Читаем без скачивания Красные курганы - Валерий Елманов
Шрифт:
Интервал:
Закладка:
– Если хочешь, переезжай ко мне в Рязань. Я построю для тебя настоящие хоромы, где ты сможешь лечить людей и тебе не надо будет ни перед кем притворяться, что знаешь латынь. А потом мы и сами создадим университет, и преподавать в нем будешь именно ты. Но только с уговором, – хитро посмотрел он на лекаря.
– Устроить тебе побег? – проницательно улыбнулся Мойша.
Вообще-то Константин имел в виду именно это. Однако после этого вопроса он почувствовал, что если подтвердит его догадку, пусть и косвенно, то все доверие лекаря сразу пропадет, и сказал совершенно иное:
– Нет. Я хочу, чтобы ты не забрасывал снежками учеников… по первой пороше.
Смеялся Мойша долго. Он плакал от смеха, по-щенячьи повизгивал, ухватившись руками за живот, а под конец начал икать. Попив воды и слегка успокоившись, лекарь торжественно пообещал, что никогда и ни в кого из учеников не станет кидать снежками.
– Ну, разве что пару раз, не больше, – протянул он, лукаво улыбнувшись. – Но только если узнаю, что он итальянец. А что до учебы, то я ведь не так уж много и знаю.

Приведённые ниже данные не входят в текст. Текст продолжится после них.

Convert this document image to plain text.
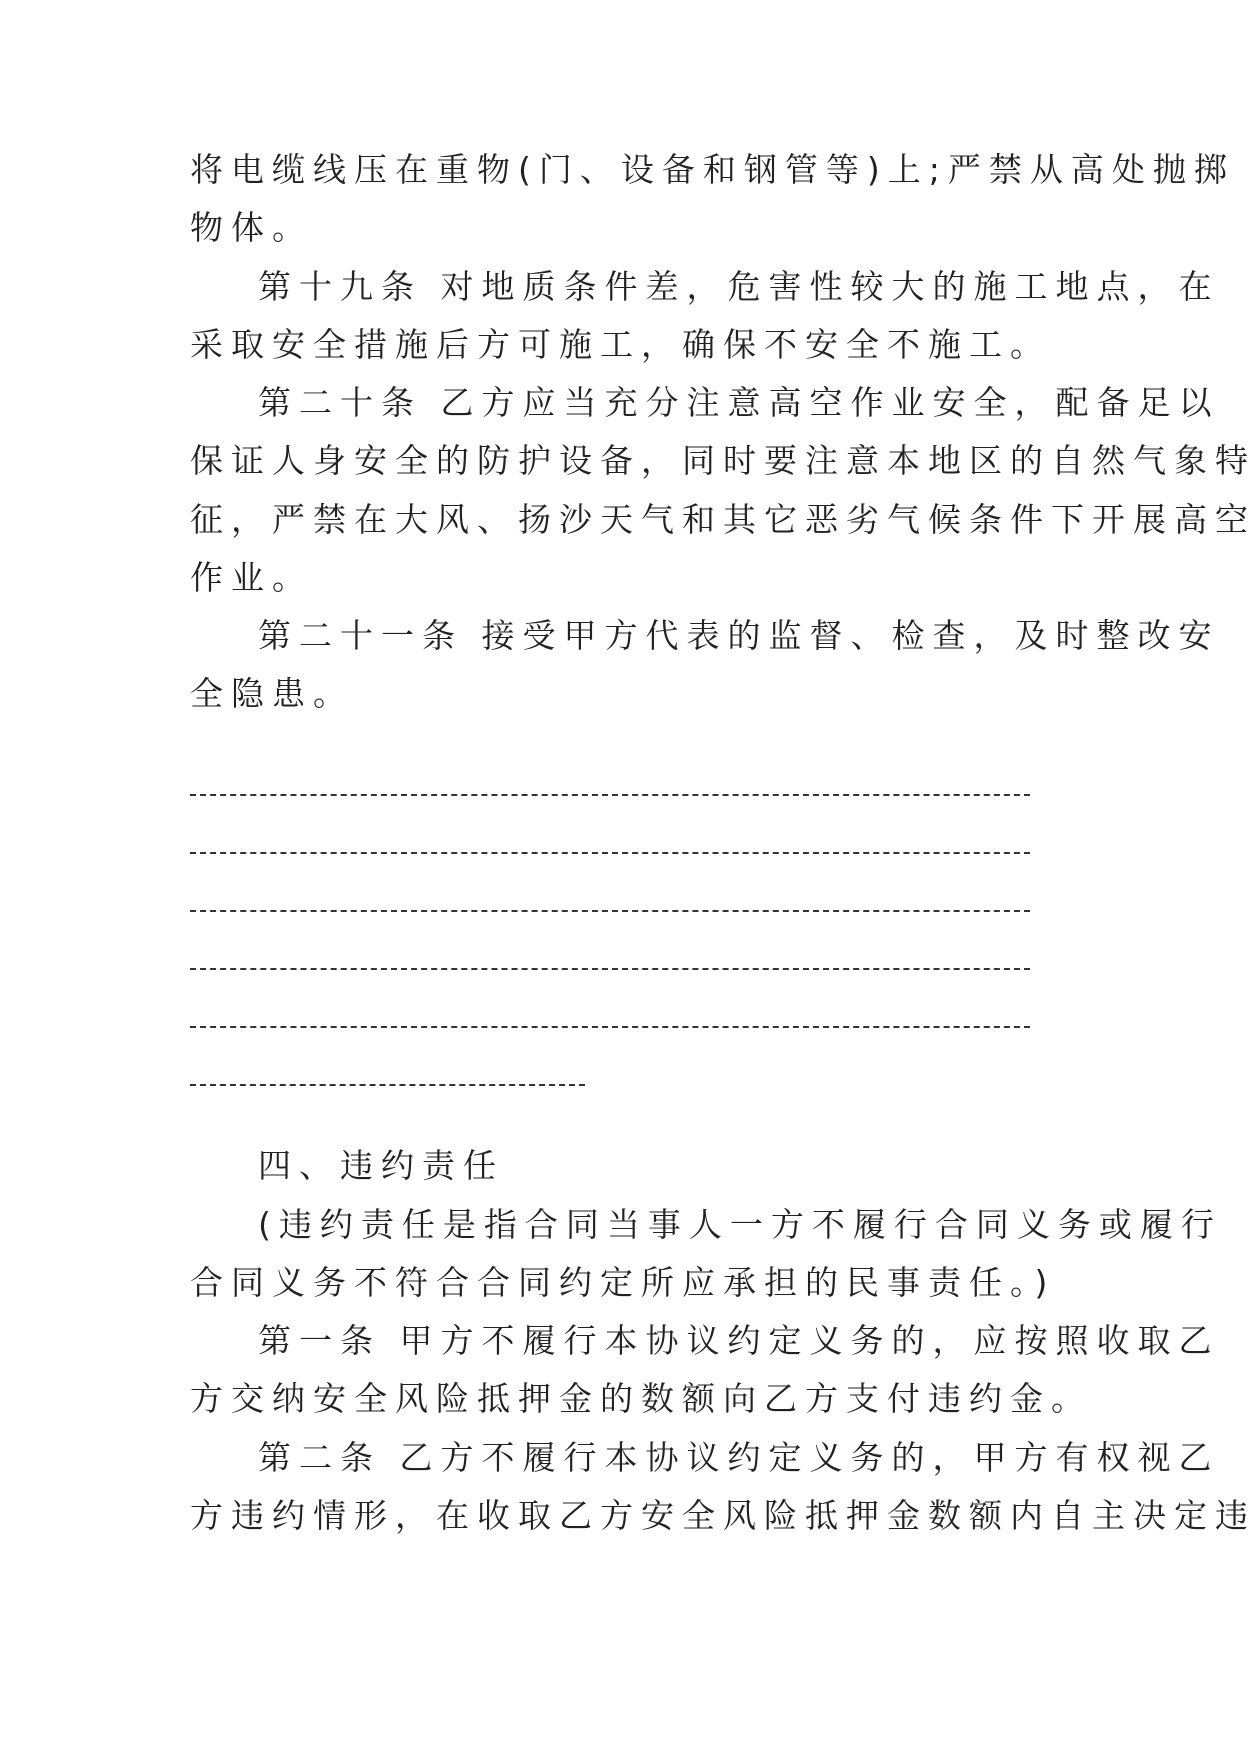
将电缆线压在重物(门、设备和钢管等)上;严禁从高处抛掷
物体。
第十九条 对地质条件差，危害性较大的施工地点，在
采取安全措施后方可施工，确保不安全不施工。
第二十条 乙方应当充分注意高空作业安全，配备足以
保证人身安全的防护设备，同时要注意本地区的自然气象特
征，严禁在大风、扬沙天气和其它恶劣气候条件下开展高空
作业。
第二十一条 接受甲方代表的监督、检查，及时整改安
全隐患。
四、违约责任
(违约责任是指合同当事人一方不履行合同义务或履行
合同义务不符合合同约定所应承担的民事责任。)
第一条 甲方不履行本协议约定义务的，应按照收取乙
方交纳安全风险抵押金的数额向乙方支付违约金。
第二条 乙方不履行本协议约定义务的，甲方有权视乙
方违约情形，在收取乙方安全风险抵押金数额内自主决定违
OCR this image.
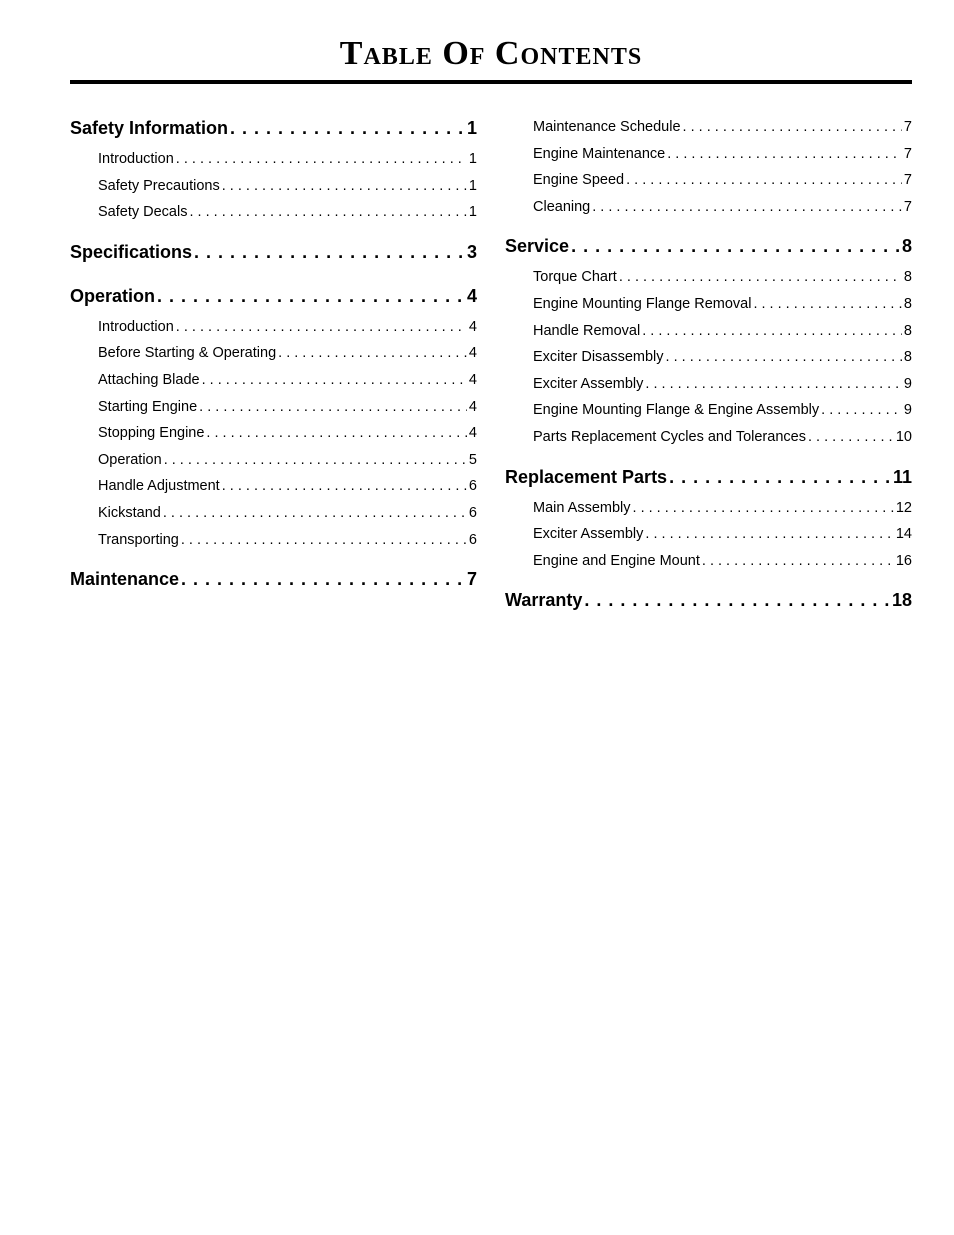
Table Of Contents
Safety Information . . .	1
Introduction . . .	1
Safety Precautions . . .	1
Safety Decals . . .	1
Specifications . . .	3
Operation . . .	4
Introduction . . .	4
Before Starting & Operating . . .	4
Attaching Blade . . .	4
Starting Engine . . .	4
Stopping Engine . . .	4
Operation . . .	5
Handle Adjustment . . .	6
Kickstand . . .	6
Transporting . . .	6
Maintenance . . .	7
Maintenance Schedule . . .	7
Engine Maintenance . . .	7
Engine Speed . . .	7
Cleaning . . .	7
Service . . .	8
Torque Chart . . .	8
Engine Mounting Flange Removal . . .	8
Handle Removal . . .	8
Exciter Disassembly . . .	8
Exciter Assembly . . .	9
Engine Mounting Flange & Engine Assembly . . .	9
Parts Replacement Cycles and Tolerances . . .	10
Replacement Parts . . .	11
Main Assembly . . .	12
Exciter Assembly . . .	14
Engine and Engine Mount . . .	16
Warranty . . .	18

Иная старая женщина в каком-нибудь селении может сделать куда больше. – Он закатил глаза вверх, будучи не в силах выразить всю глубину ее познаний. – Я, конечно, сразу прошу ее научить меня всему, что она знает, но в такие минуты понимаю, как же скудны мои сведения.
– Процесс познания бесконечен. – Настала пора философствовать князю. – Мудрый тем и отличается от дурня, что не гнушается учиться всю свою жизнь, а в конце ее говорит: «Я знаю только то, что я ничего не знаю». Это сказал очень умный эллин Сократ, перед которым в то время преклонялись все жители Афин.

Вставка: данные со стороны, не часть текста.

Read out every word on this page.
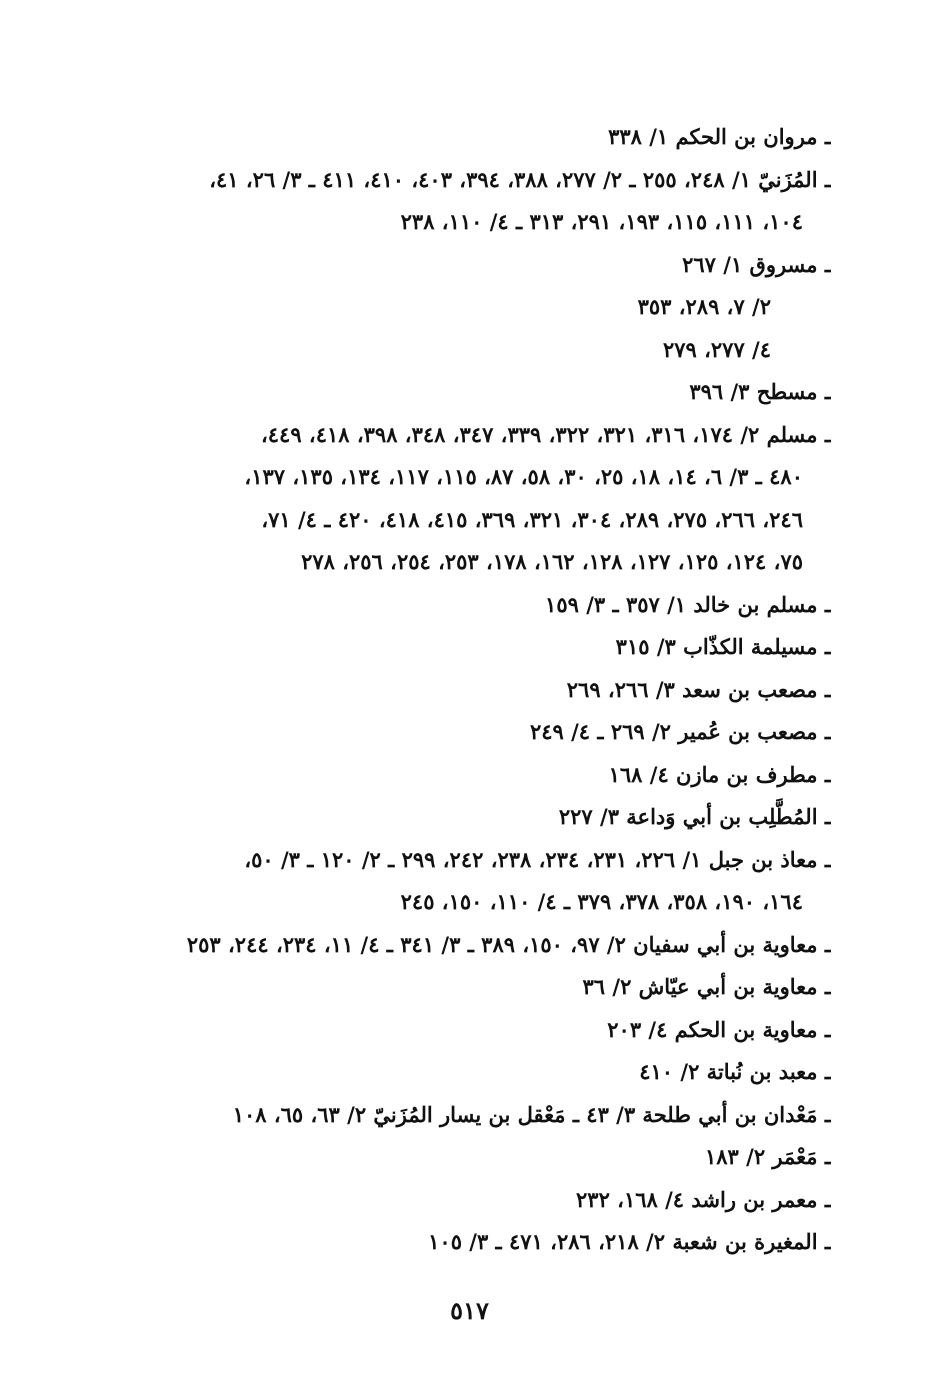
ـ مروان بن الحكم ١/ ٣٣٨
ـ المُزَنيّ ١/ ٢٤٨، ٢٥٥ ـ ٢/ ٢٧٧، ٣٨٨، ٣٩٤، ٤٠٣، ٤١٠، ٤١١ ـ ٣/ ٢٦، ٤١،
١٠٤، ١١١، ١١٥، ١٩٣، ٢٩١، ٣١٣ ـ ٤/ ١١٠، ٢٣٨
ـ مسروق ١/ ٢٦٧
٢/ ٧، ٢٨٩، ٣٥٣
٤/ ٢٧٧، ٢٧٩
ـ مسطح ٣/ ٣٩٦
ـ مسلم ٢/ ١٧٤، ٣١٦، ٣٢١، ٣٢٢، ٣٣٩، ٣٤٧، ٣٤٨، ٣٩٨، ٤١٨، ٤٤٩،
٤٨٠ ـ ٣/ ٦، ١٤، ١٨، ٢٥، ٣٠، ٥٨، ٨٧، ١١٥، ١١٧، ١٣٤، ١٣٥، ١٣٧،
٢٤٦، ٢٦٦، ٢٧٥، ٢٨٩، ٣٠٤، ٣٢١، ٣٦٩، ٤١٥، ٤١٨، ٤٢٠ ـ ٤/ ٧١،
٧٥، ١٢٤، ١٢٥، ١٢٧، ١٢٨، ١٦٢، ١٧٨، ٢٥٣، ٢٥٤، ٢٥٦، ٢٧٨
ـ مسلم بن خالد ١/ ٣٥٧ ـ ٣/ ١٥٩
ـ مسيلمة الكذّاب ٣/ ٣١٥
ـ مصعب بن سعد ٣/ ٢٦٦، ٢٦٩
ـ مصعب بن عُمير ٢/ ٢٦٩ ـ ٤/ ٢٤٩
ـ مطرف بن مازن ٤/ ١٦٨
ـ المُطَّلِب بن أبي وَداعة ٣/ ٢٢٧
ـ معاذ بن جبل ١/ ٢٢٦، ٢٣١، ٢٣٤، ٢٣٨، ٢٤٢، ٢٩٩ ـ ٢/ ١٢٠ ـ ٣/ ٥٠،
١٦٤، ١٩٠، ٣٥٨، ٣٧٨، ٣٧٩ ـ ٤/ ١١٠، ١٥٠، ٢٤٥
ـ معاوية بن أبي سفيان ٢/ ٩٧، ١٥٠، ٣٨٩ ـ ٣/ ٣٤١ ـ ٤/ ١١، ٢٣٤، ٢٤٤، ٢٥٣
ـ معاوية بن أبي عيّاش ٢/ ٣٦
ـ معاوية بن الحكم ٤/ ٢٠٣
ـ معبد بن نُباتة ٢/ ٤١٠
ـ مَعْدان بن أبي طلحة ٣/ ٤٣ ـ مَعْقل بن يسار المُزَنيّ ٢/ ٦٣، ٦٥، ١٠٨
ـ مَعْمَر ٢/ ١٨٣
ـ معمر بن راشد ٤/ ١٦٨، ٢٣٢
ـ المغيرة بن شعبة ٢/ ٢١٨، ٢٨٦، ٤٧١ ـ ٣/ ١٠٥
٥١٧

– Это он поскромничал, – заметил Мойша.
– Не совсем, – отозвался князь. – Потому что в конце сразу добавил: «Но другие не знают даже этого».
– А откуда все это тебе известно, княже? – полюбопытствовал лекарь.
– Из книг, – просто ответил Константин. – Я ведь такой же, как и ты. Только ты учишься лечить и стараешься сделать это как лучше, а я учусь княжить. Вот только у меня это не всегда хорошо получается. Стараешься сделать как лучше, а получается… как всегда. Потому и учусь – и у книг, и у людей.
– А у других князей? – уточнил еврей.
– У всех, – коротко произнес князь. – Поучиться всегда есть чему. Вон и у тебя тоже.
– У меня? – искренне удивился Мойша. – Чему может научить глупый лекарь, который и сам-то недоучка, такого мудрого князя, как ты? Разве что тому, как надо лечить, да и то совсем немножечко, но я не помню, чтобы ты интересовался, как я составляю снадобья и для чего они служат.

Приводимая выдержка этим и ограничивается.